Like Shakespeare, Charles Dickens (1812–1870) was an overachiever of genius, and his life was as eventful, dramatic and character-filled as any of his novels. This rich new biography brilliantly captures his world.

Acclaimed biographer Tomalin (Thomas Hardy: The Time-Torn Man, 2007, etc.) has always hunted big literary game (Hardy, Jane Austen, Samuel Pepys, etc.), and here she goes after one of the biggest and most complex. Dickens once told a visiting Dostoevsky that his heroes and villains came from the two people inside him: “one who feels as he ought to feel and one who feels the opposite.” However, there were many more dimensions to Dickens’ character. Besides being a tireless writer of long, complicated novels and hundreds of articles, an editor of a succession of magazines and a frustrated actor whose public readings became standing-room-only events, he was ebullient, charming, radical, instinctively sympathetic to the poor, generous to friends but unforgiving once you got on his bad side. At home, he was a domineering husband to his long-suffering wife and a distant father to his ten children. Dickens certainly would have appreciated Tomalin’s keen eye for scene, character and narrative pace.
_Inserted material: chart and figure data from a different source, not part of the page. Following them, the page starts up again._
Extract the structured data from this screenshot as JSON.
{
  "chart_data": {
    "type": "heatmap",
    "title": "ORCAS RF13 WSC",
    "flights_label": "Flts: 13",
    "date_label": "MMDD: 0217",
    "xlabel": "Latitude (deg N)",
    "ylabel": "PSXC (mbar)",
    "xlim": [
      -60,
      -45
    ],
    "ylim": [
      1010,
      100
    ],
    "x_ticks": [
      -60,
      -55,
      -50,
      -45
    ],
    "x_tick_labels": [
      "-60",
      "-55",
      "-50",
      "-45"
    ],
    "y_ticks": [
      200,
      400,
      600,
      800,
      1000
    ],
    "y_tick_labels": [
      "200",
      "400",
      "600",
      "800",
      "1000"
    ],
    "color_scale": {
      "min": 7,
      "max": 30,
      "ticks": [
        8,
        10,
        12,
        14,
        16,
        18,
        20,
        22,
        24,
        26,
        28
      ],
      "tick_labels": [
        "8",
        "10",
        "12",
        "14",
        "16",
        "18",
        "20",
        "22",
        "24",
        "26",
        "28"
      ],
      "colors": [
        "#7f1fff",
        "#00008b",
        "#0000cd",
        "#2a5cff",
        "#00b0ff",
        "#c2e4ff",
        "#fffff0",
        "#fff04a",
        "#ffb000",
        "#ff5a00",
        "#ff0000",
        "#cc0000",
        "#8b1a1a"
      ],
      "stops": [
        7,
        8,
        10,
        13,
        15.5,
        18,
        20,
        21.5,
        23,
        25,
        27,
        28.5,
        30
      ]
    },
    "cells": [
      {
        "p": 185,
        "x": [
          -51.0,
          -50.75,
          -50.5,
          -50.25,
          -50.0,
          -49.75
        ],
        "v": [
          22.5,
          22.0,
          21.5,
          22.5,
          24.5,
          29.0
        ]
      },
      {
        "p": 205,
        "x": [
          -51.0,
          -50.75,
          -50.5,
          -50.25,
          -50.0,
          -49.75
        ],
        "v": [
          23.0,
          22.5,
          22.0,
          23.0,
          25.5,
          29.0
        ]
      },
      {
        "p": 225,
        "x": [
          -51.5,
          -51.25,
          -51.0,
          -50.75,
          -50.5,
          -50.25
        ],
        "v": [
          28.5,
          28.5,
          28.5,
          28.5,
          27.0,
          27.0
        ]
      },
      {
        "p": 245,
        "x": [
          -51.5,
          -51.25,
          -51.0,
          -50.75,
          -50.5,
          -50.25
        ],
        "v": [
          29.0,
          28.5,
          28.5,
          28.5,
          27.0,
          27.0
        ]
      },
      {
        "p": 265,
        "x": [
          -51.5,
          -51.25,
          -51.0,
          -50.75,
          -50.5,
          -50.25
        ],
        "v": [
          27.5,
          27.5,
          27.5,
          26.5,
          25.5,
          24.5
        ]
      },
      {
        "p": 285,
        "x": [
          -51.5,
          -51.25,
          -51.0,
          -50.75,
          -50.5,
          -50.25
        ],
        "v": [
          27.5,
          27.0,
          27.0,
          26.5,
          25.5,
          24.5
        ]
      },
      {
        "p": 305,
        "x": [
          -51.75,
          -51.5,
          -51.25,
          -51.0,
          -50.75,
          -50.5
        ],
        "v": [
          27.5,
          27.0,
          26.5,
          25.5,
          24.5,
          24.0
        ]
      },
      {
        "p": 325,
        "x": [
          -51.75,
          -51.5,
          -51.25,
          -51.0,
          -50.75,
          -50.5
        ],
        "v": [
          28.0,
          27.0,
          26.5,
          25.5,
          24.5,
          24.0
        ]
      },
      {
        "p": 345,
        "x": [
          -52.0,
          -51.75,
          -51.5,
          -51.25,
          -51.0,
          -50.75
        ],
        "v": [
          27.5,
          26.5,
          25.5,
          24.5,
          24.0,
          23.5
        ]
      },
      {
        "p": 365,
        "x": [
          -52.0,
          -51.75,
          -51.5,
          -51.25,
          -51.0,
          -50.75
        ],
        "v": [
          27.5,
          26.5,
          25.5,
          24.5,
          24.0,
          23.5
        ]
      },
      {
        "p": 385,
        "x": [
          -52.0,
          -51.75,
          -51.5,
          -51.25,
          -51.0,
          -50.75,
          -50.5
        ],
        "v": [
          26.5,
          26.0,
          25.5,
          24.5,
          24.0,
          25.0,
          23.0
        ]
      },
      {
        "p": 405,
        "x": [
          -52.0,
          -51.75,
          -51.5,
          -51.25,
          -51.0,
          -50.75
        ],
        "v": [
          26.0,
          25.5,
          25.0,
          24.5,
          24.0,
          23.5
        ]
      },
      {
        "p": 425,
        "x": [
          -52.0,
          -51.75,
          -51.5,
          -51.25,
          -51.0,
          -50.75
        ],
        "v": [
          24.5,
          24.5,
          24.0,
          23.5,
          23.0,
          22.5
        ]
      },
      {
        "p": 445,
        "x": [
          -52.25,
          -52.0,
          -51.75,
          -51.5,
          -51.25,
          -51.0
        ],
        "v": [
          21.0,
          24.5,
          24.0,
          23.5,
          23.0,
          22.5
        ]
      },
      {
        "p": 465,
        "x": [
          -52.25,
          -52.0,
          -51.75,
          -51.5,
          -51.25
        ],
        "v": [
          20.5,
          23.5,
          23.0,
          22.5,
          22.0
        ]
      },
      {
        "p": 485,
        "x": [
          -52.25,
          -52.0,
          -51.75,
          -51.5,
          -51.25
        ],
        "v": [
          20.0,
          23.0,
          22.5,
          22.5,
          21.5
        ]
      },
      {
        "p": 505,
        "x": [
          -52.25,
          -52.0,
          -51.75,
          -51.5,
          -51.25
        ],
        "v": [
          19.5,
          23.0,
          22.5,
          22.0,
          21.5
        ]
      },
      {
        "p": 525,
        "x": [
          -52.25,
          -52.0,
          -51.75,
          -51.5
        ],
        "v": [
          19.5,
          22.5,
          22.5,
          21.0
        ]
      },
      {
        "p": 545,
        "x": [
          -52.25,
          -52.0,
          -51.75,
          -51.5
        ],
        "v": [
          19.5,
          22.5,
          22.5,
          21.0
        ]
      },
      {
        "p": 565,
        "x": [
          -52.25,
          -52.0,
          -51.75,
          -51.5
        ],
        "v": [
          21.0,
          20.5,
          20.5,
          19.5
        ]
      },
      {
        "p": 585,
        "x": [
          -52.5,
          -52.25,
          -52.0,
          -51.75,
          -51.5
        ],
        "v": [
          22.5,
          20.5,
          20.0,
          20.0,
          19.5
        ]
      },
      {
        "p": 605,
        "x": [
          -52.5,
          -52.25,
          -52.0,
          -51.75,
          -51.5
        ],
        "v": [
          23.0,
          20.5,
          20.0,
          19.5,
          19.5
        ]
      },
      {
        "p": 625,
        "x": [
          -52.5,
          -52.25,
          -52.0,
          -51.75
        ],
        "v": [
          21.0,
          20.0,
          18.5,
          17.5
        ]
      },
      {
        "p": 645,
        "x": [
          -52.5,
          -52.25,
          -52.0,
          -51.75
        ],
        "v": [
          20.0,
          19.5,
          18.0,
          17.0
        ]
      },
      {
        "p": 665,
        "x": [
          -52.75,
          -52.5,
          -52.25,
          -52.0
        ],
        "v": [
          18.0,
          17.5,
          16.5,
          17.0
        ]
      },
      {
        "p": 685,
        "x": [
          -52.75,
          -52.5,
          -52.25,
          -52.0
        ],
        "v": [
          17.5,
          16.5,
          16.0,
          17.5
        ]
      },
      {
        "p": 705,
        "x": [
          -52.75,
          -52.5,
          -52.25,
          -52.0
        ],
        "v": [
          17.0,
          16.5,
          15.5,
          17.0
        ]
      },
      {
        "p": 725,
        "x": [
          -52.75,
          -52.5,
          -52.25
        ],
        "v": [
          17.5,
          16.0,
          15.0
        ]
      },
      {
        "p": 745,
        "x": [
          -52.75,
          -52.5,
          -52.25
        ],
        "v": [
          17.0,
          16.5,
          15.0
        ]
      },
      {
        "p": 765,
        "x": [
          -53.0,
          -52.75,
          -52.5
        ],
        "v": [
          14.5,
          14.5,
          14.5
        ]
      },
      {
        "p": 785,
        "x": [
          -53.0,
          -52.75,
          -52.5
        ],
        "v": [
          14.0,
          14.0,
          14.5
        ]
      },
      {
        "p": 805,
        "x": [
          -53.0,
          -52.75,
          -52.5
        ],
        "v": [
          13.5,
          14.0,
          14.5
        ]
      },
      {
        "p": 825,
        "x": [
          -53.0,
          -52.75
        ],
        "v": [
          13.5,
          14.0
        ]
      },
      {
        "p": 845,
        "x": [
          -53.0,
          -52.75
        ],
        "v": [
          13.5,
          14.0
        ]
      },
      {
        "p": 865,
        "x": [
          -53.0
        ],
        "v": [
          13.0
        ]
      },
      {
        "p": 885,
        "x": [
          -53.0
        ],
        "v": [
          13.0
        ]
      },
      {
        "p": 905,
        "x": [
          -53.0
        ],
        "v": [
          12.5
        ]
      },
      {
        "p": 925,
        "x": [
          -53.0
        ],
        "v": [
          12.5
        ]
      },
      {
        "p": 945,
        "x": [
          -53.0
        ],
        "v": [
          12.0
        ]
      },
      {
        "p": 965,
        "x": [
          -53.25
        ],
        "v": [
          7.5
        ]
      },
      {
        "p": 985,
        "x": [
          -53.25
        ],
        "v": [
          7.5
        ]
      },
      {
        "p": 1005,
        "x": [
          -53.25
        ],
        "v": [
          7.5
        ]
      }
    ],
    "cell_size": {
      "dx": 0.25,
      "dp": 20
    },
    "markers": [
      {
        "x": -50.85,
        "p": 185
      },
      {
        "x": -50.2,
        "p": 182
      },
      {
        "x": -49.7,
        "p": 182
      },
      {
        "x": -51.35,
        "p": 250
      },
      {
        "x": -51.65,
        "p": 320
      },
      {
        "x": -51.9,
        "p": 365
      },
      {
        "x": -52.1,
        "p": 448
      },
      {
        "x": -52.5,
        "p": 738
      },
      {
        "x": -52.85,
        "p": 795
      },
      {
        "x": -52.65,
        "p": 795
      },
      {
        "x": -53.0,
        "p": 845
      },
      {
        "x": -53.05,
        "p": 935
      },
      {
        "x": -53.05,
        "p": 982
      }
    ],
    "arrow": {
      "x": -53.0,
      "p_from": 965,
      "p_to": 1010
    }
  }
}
Ever the deft critic, she notes how the characters in Martin Chuzzlewit are “set up like toys programmed to run on course,” and that Hard Times “fails to take note of its own message that people must be amused.” Having written previously on Dickens’ disastrous late-life affair (The Invisible Woman: The Story of Nelly Ternan and Charles Dickens, 1991), Tomalin also displays considerable detective work to bolster the possibility that Dickens and his other woman had a secret child who died in infancy. Superbly organized, comprehensive and engrossing from start to finish—a strong contender for biography of the year.